2. Set goals and assess them regularly. Three years from now, what has to have happened for you to feel successful, both personally and professionally? From your answers, pull out your top five goals – and write them down! Categorize them into short, medium and long-term goals. You can also use the SMART method to help you define your goals further:
- Specific – Don’t set broad goals.
- Measurable – Track your progress.
- Assignable – Take personal accountability.
- Realistic – Only do what you know you can do.
- Timeline – Give yourself a deadline.
3. Know your expenses. Between lifestyle creep and fixed expenses, most people don’t fully grasp how much they’re spending. Every year, you should sit down and reevaluate your expenses versus your income – no matter how much money you make. That way, you can gauge your spending habits, and see where your money is being allocated. This can help keep your net worth out of the red.
4. Know your current financial position. To be able to get where you want to go, you have to understand where you are today. You then have to be able to optimize your current financial position as your information changes. Without being able to see your entire financial life in one place, and evaluating how everything is working together, you may not end up living the life you want.
5. Avoid drastic changes. Crash diets aren’t solutions for long-term success. Rather, slow and steady wins the race. Identify all the changes you’ll need to make to reach your goals, and work through them gradually. This way, your focus is on creating lifetime good habits – not clicking the instant button.
LIFE HACK: Saving 1% more of your income each year is a small change that can produce big results down the road.
6. Tune out the noise. There is more financial noise than ever in our media today. That’s why you need to adhere to a disciplined, rules-based approach to your financial life, based on your most important values. Like Warren Buffett said, “Market forecasters will fill your ear, but never your wallet.”
7. Make sure your financial strategies align with your most important values. The only constant in life is change. As your life changes, your strategies should then be updated based on what matters to you most at this moment in time.
8. Know the difference between risk and volatility. Risk simply means the probability that your investment will lose money. It has no direct effect on your returns. Volatility is the amount of fluctuation a portfolio can experience. The higher the volatility, the more erratic your compound returns can be. Volatility is one of the biggest wealth eroding factors you’ll encounter. That’s why you have to mitigate it.
9. Practice cost and tax management. Investing costs and taxes matter – they can erode your returns just as much as volatility. Your strategy should work to lower the cost of expense ratios and be tax efficient. Remember that a good advisor can be worth a reasonable fee. Just be sure they’re providing you with value-based solutions, not selling you products.

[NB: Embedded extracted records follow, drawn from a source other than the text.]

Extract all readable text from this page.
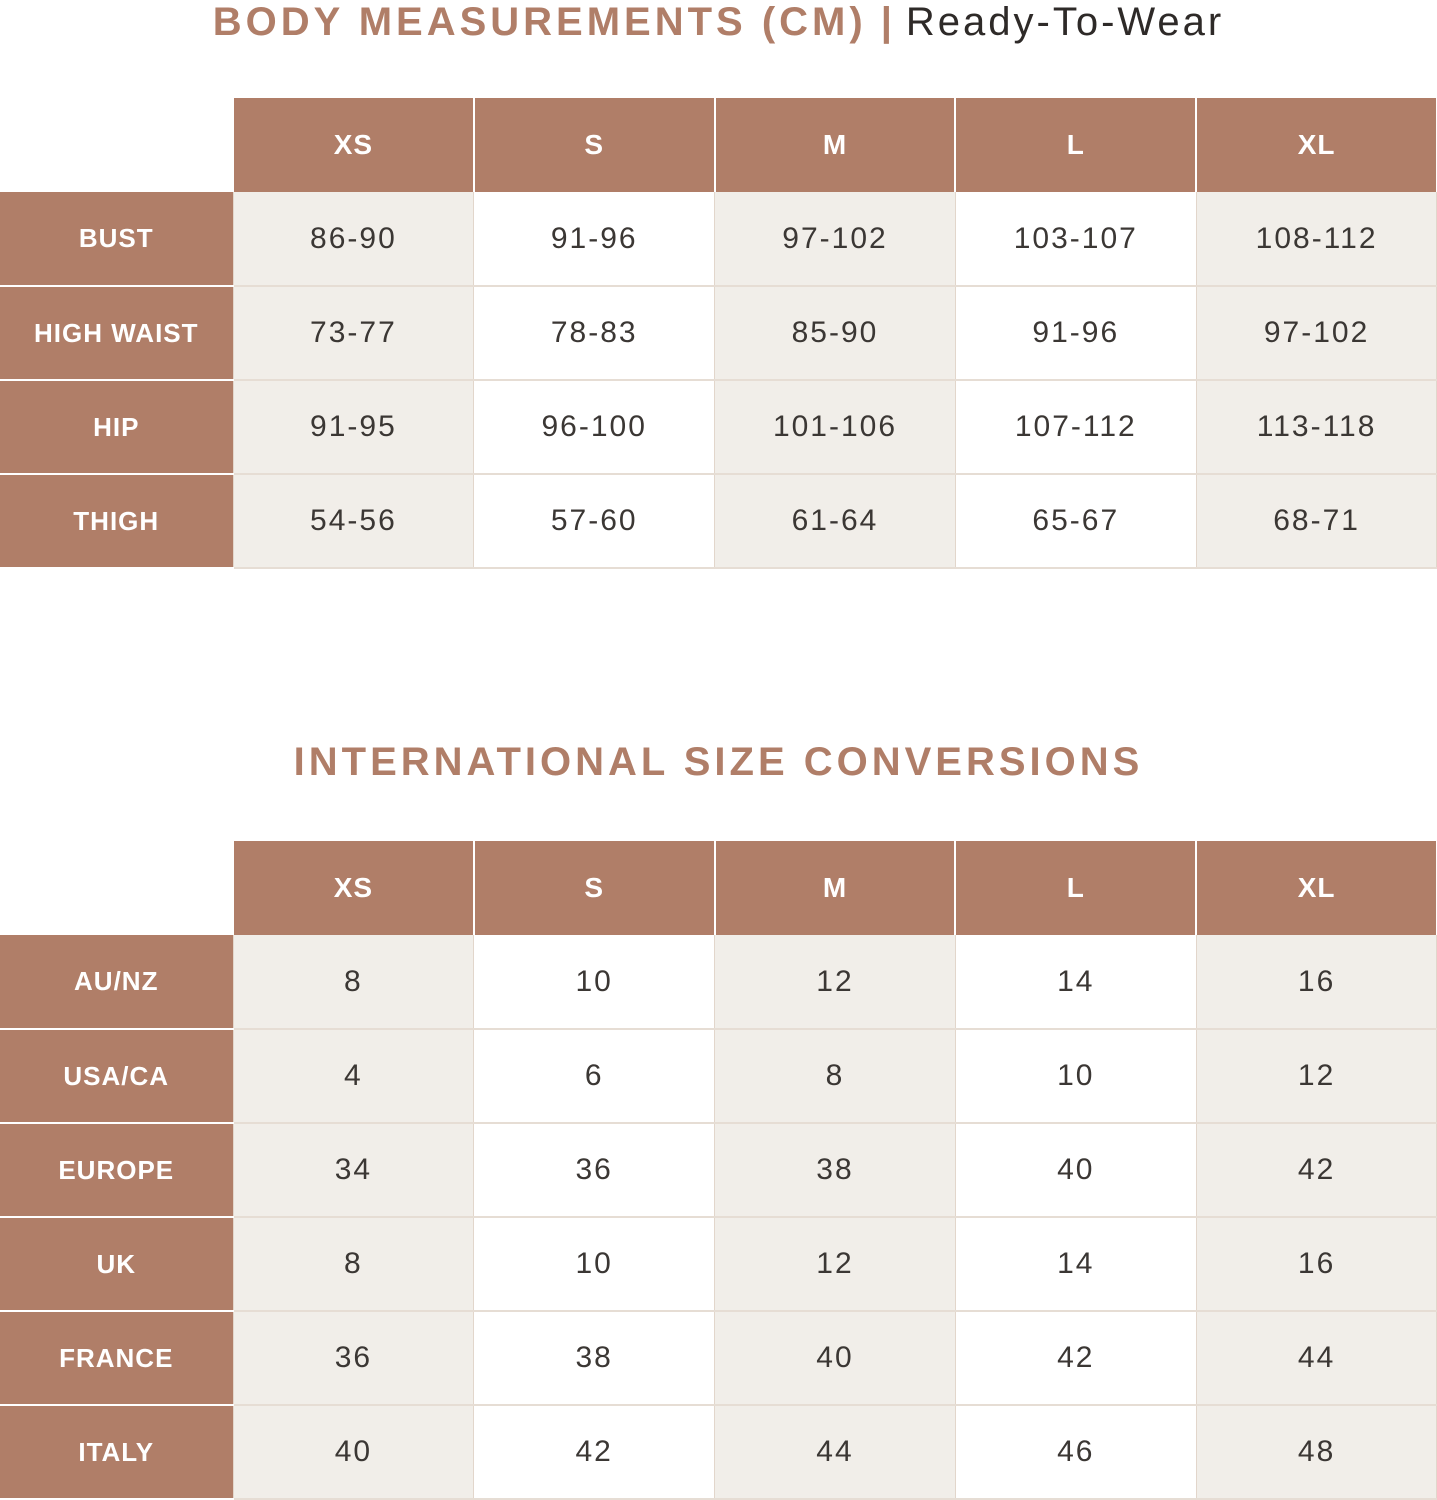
BODY MEASUREMENTS (CM) | Ready-To-Wear
	XS	S	M	L	XL
BUST	86-90	91-96	97-102	103-107	108-112
HIGH WAIST	73-77	78-83	85-90	91-96	97-102
HIP	91-95	96-100	101-106	107-112	113-118
THIGH	54-56	57-60	61-64	65-67	68-71
INTERNATIONAL SIZE CONVERSIONS
	XS	S	M	L	XL
AU/NZ	8	10	12	14	16
USA/CA	4	6	8	10	12
EUROPE	34	36	38	40	42
UK	8	10	12	14	16
FRANCE	36	38	40	42	44
ITALY	40	42	44	46	48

10. Create an Investment Policy Statement. Even the best investors can get nervous when the market moves. But when the market moves, you need something that reminds you why you’re invested a certain way – that reminds you of your most important values, and stops you from making poor decisions. That’s when you pull out your IPS. If an investment decision doesn’t meet this criterion, you shouldn’t invest in it.
Why Does It Matter to You?
Being able to live the life you want is the ultimate goal. But, let’s take that one step further – being able to life the life you want, at every stage of life, is the ultimate goal. That’s why maintaining your financial health is so critical. Not only will it ensure that you remain optimally positioned for success today, but it can increase your chances of success in the future.